Nos últimos meses, foram acrescentados cada vez mais pacientes que desejam evitar a obrigação de retornar ao consultório.
“O gerente dela disse: ‘Bem, a única maneira de contornar isso é conseguir um atestado médico, então consiga um'”, disse ele.
Se ele escrever um, não será o fim. Os pacientes voltam com formulários de três ou seis páginas que ele precisa preencher. Às vezes nem isso é suficiente e eles voltam com outro documento.
“É algo extremamente significativo porque é apenas mais uma tarefa lançada sobre nós e realizada de certa forma sem nenhum benefício médico”, disse McLellan.
Ele disse que parte da papelada parece ainda mais inútil porque os pacientes já tinham acomodações para teletrabalho antes da pandemia. Com o mandato de regressar ao cargo, pede-se-lhes agora que comecem tudo de novo.
“Este é em grande parte um problema de RH que enfrentamos e apenas cria uma carga administrativa adicional”, disse ele.
Duong descreveu um fardo semelhante. Na sua opinião, está-lhe a ser pedido que faça “medicina administrativa” em vez de “medicina a sério”.
“Quanto mais tempo passo nesses formulários, menos tempo posso passar com os pacientes”, disse ele.
Matin disse que todo esse trabalho extra está contribuindo para o esgotamento dos médicos e afetando sua capacidade de cuidar dos pacientes.
“Isso resultou em uma papelada significativa e essa é a ruína da nossa existência no momento”, disse ele.
Os médicos não querem atuar como “guardiões” do governo
Matin disse que os motivos dos pedidos variam muito e incluem ansiedade social, dores nas costas, introversão, preocupações em contrair COVID-19 e queixas gastrointestinais que causam aversão a banheiros públicos. Ele disse que as preocupações eram válidas para o paciente, mas também colocavam os médicos em uma posição desconfortável.
“Isso coloca o médico numa posição em que quase tem que tomar uma decisão legal, não fazer um diagnóstico e elaborar um plano de tratamento”, disse Matin.
Duong disse que poucos médicos de cuidados primários têm formação extensa em medicina ocupacional e pedir-lhes que assumam esse papel poderia causar “atrito na relação médico-paciente”. McLellan concorda.
“Você acaba em conflito porque estamos posicionados no meio como guardiões dessa coisa quando não há base médica para isso.

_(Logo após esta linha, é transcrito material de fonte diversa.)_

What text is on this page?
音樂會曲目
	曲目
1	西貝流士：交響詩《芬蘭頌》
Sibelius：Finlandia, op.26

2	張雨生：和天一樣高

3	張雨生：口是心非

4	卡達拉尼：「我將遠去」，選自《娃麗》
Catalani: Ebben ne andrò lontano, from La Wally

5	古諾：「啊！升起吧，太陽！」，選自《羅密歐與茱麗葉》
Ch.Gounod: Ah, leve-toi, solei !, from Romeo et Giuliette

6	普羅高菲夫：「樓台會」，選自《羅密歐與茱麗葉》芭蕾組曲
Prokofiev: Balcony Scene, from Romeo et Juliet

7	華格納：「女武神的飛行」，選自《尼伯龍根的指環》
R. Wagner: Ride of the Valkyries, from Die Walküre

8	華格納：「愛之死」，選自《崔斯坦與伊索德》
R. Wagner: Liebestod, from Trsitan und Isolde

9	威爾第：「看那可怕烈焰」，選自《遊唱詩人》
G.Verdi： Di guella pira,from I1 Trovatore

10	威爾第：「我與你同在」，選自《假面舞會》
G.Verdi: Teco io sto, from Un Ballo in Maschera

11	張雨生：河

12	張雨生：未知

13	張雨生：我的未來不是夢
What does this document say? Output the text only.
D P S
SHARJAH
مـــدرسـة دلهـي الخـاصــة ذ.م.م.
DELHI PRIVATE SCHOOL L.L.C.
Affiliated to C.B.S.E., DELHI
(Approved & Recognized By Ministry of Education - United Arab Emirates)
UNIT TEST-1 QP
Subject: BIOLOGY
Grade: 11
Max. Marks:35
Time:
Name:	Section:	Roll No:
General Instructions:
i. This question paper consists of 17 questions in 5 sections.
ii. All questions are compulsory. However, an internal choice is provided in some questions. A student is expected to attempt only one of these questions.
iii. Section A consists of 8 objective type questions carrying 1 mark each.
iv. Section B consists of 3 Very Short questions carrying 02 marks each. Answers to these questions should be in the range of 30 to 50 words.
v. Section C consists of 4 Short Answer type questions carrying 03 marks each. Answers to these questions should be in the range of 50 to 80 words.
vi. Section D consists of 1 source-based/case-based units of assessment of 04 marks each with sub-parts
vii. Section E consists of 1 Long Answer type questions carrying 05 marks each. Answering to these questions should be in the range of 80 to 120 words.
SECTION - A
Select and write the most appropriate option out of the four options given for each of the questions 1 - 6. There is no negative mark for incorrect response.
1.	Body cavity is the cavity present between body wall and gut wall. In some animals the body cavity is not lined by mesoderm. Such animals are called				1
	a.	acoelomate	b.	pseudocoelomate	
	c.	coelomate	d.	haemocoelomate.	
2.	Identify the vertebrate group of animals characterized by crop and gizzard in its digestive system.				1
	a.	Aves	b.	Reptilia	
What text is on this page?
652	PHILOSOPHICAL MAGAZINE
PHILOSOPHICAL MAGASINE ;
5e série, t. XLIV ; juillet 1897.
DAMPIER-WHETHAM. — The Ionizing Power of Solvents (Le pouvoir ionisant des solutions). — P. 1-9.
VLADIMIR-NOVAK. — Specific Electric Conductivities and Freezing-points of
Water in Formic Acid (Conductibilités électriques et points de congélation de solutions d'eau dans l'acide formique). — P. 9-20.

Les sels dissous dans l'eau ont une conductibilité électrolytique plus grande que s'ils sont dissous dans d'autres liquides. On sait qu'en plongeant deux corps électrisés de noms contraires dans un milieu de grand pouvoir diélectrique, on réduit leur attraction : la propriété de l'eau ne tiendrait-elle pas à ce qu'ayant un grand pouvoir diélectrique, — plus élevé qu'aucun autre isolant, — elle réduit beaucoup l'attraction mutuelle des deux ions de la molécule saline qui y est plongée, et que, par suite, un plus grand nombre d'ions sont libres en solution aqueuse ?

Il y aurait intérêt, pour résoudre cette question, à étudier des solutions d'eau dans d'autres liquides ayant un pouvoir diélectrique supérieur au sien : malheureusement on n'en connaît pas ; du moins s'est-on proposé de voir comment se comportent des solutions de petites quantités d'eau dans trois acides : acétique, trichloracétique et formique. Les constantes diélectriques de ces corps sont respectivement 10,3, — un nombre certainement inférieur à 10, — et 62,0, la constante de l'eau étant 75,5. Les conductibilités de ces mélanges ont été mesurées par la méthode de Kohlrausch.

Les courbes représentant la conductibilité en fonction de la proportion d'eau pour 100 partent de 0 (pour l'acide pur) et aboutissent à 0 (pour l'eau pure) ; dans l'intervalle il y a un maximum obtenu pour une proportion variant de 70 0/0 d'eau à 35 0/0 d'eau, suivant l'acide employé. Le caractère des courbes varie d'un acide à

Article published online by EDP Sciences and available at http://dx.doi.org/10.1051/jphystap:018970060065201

Não temos nada a ver com esta conversa”, disse ele. “Portanto, isso definitivamente cria alguma animosidade.”
A Secretaria do Departamento do Tesouro do Canadá (TBS) disse que não coleta informações centralizadas sobre quantos funcionários do governo solicitaram acomodações para trabalhar em casa, quantos foram aprovados e quantos incluíam atestados médicos.
Referia-se à política de acomodação compulsória do governo federal, que estipula que os funcionários que enfrentam obstáculos no local de trabalho devem receber acomodação na medida da injustiça.
“A introdução do trabalho híbrido não mudou a nossa abordagem ou compromisso de apoiar os funcionários”, disse um porta-voz do TBS em comunicado.
A política orienta os gestores a tentarem resolver as necessidades relacionadas com o trabalho sem recorrer a um pedido formal de adaptação, quando apropriado. No entanto, ainda pode haver casos em que seja necessário um atestado médico.
“Se o obstáculo enfrentado pelo funcionário não for claro ou as possíveis medidas de acomodação não forem conhecidas, poderá ser necessária documentação de apoio, como atestados médicos”, afirma o comunicado do TBS. “A documentação exigida deve ser determinada caso a caso, de acordo com as circunstâncias específicas e a complexidade da solicitação.”
Duong disse que há uma solução simples: o governo deveria contratar pessoas para preparar os documentos necessários
“Se o governo federal quiser fazer avaliações de saúde ocupacional, deveria considerar a contratação de médicos próprios com formação em medicina do trabalho”, disse.
McLellan tem a mesma sugestão.
“Acho que seria um uso muito mais apropriado dos recursos, porque seriam os seus próprios recursos”, disse ele. “Não é culpa do nosso sistema de saúde.”